— Общались. И все было нормально. На первых порах он, наверное, сильно на команду обиделся, как сделал бы на его месте каждый. Но потом он со всеми ребятами встречался, разговаривал. Наверное, потому что все проанализировал и понял, что в чем-то и сам был не прав. Нет, он в этом не признавался, но по нему это было видно. Когда человек после такого нормально с тобой разговаривает, когда у него открытый взгляд — ты видишь, что он не лукавит. Если бы он по-прежнему держал на нас обиду, до конца скрыть этого было бы невозможно — тем более такому прямому человеку, как Пал Федорыч.
Чтобы до конца понять, какой, извините, бардак творился в те летние дни 1987 года в «Зените», дослушаем до конца рассказ Шейнина. Кстати, совершенно не собираюсь утверждать, что его версия — истина в последней инстанции, тем более что многие считают директора школы «Зенит» личностью неоднозначной. И в данном случае Матросов или еще кто-то могли бы представить совершенно другую картину тех событий.
Но мне не кажется принципиальным восстанавливать подробнейшую хронику взаимоотношений обслуживающего персонала команды. Не будучи участником или свидетелем событий, все равно до конца не разберешься, кто из них был прав, а кто виноват.

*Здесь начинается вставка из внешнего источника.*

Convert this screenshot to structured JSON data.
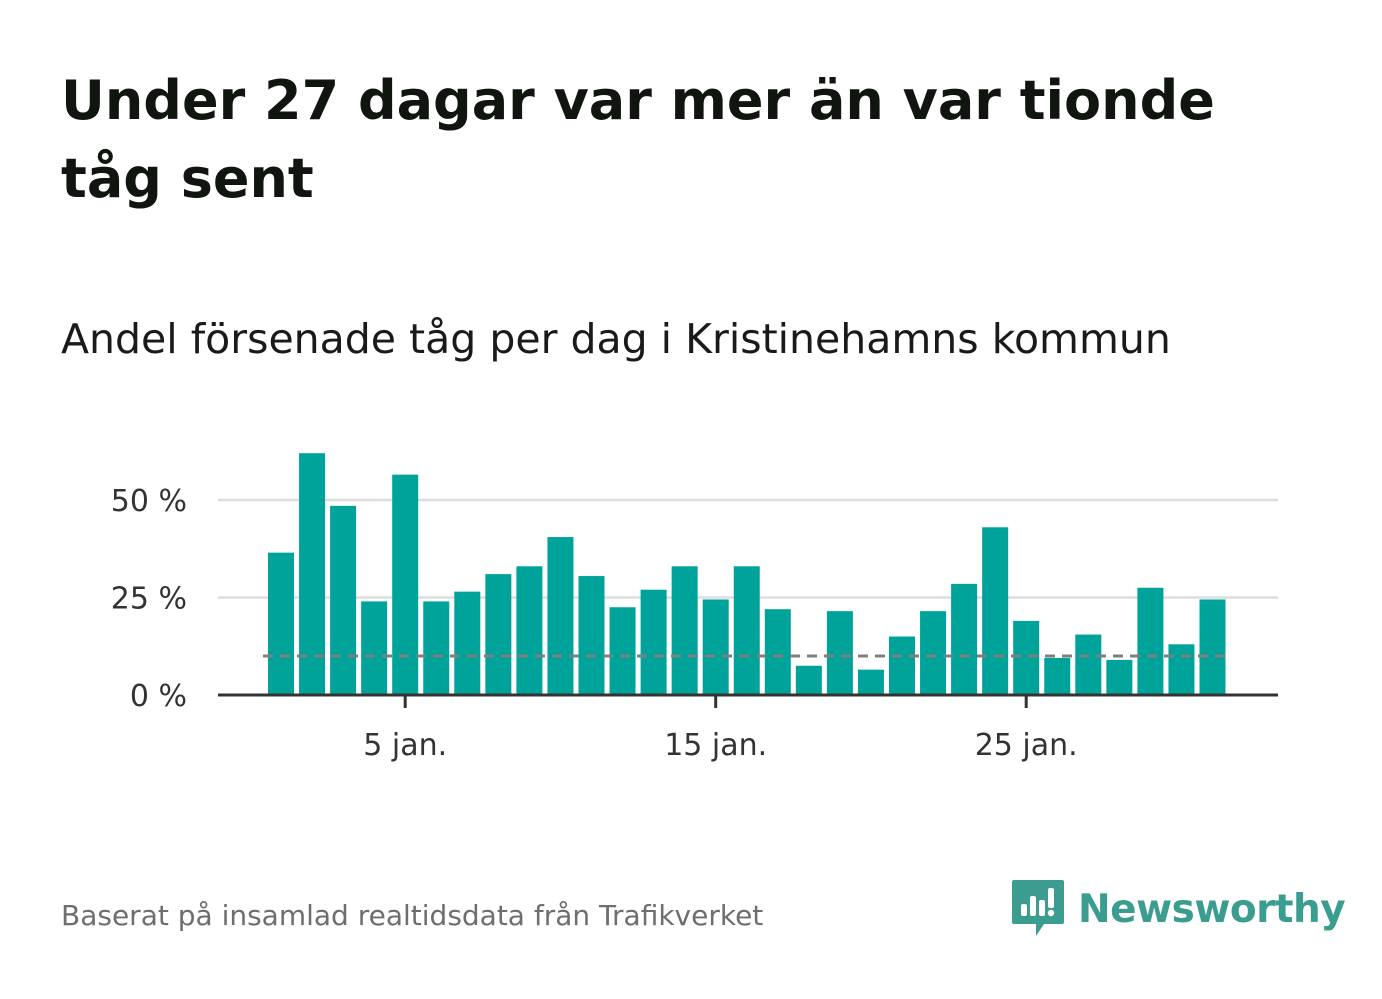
{
  "title": "Under 27 dagar var mer än var tionde tåg sent",
  "subtitle": "Andel försenade tåg per dag i Kristinehamns kommun",
  "footer": {
    "source": "Baserat på insamlad realtidsdata från Trafikverket",
    "brand": "Newsworthy",
    "brand_icon": "newsworthy-logo-icon"
  },
  "colors": {
    "bar": "#00a39a",
    "gridline": "#dddddd",
    "baseline": "#333333",
    "reference_line": "#7f7f7f",
    "brand": "#3a9d8f"
  },
  "chart_data": {
    "type": "bar",
    "x": [
      "2024-01-01",
      "2024-01-02",
      "2024-01-03",
      "2024-01-04",
      "2024-01-05",
      "2024-01-06",
      "2024-01-07",
      "2024-01-08",
      "2024-01-09",
      "2024-01-10",
      "2024-01-11",
      "2024-01-12",
      "2024-01-13",
      "2024-01-14",
      "2024-01-15",
      "2024-01-16",
      "2024-01-17",
      "2024-01-18",
      "2024-01-19",
      "2024-01-20",
      "2024-01-21",
      "2024-01-22",
      "2024-01-23",
      "2024-01-24",
      "2024-01-25",
      "2024-01-26",
      "2024-01-27",
      "2024-01-28",
      "2024-01-29",
      "2024-01-30",
      "2024-01-31"
    ],
    "values": [
      36.5,
      62,
      48.5,
      24,
      56.5,
      24,
      26.5,
      31,
      33,
      40.5,
      30.5,
      22.5,
      27,
      33,
      24.5,
      33,
      22,
      7.5,
      21.5,
      6.5,
      15,
      21.5,
      28.5,
      43,
      19,
      9.5,
      15.5,
      9,
      27.5,
      13,
      24.5
    ],
    "reference_line": 10,
    "ylim": [
      0,
      65
    ],
    "yticks": [
      {
        "value": 0,
        "label": "0 %"
      },
      {
        "value": 25,
        "label": "25 %"
      },
      {
        "value": 50,
        "label": "50 %"
      }
    ],
    "xticks": [
      {
        "value": "2024-01-05",
        "label": "5 jan."
      },
      {
        "value": "2024-01-15",
        "label": "15 jan."
      },
      {
        "value": "2024-01-25",
        "label": "25 jan."
      }
    ],
    "grid": true,
    "xlabel": "",
    "ylabel": ""
  }
}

А рассказ этот нужен для того, чтобы стало понятно: «Зениту» тогда было совсем не до футбола.
Шейнин:
— Комиссия от ЛОМО приехала в Москву, где мы с «Торпедо» играли. В гостиницу «Россия» прибыл Станислав Львов, председатель профкома завода. Были еще секретарь парткома, представитель спорткомитета Виктор Спиридонов. Беседовали с игроками, потом заходят ко мне. Спиридонов говорит: «Мы посоветовались, приняли решение. С вами невозможно работать». — «Я все понял». — «Нет, не поняли. С вами невозможно работать, потому что вы пашете. А Матросов и компания бездельничают. Поэтому вы в команде остаетесь а этих людей мы убираем».
Они и убрали Лохова с Матросовым. С Лоховым, кстати, мы до сих пор вместе в школе «Зенит» работаем. А почему нет? Нормальный тренер. Для меня главное, чтобы дело делалось.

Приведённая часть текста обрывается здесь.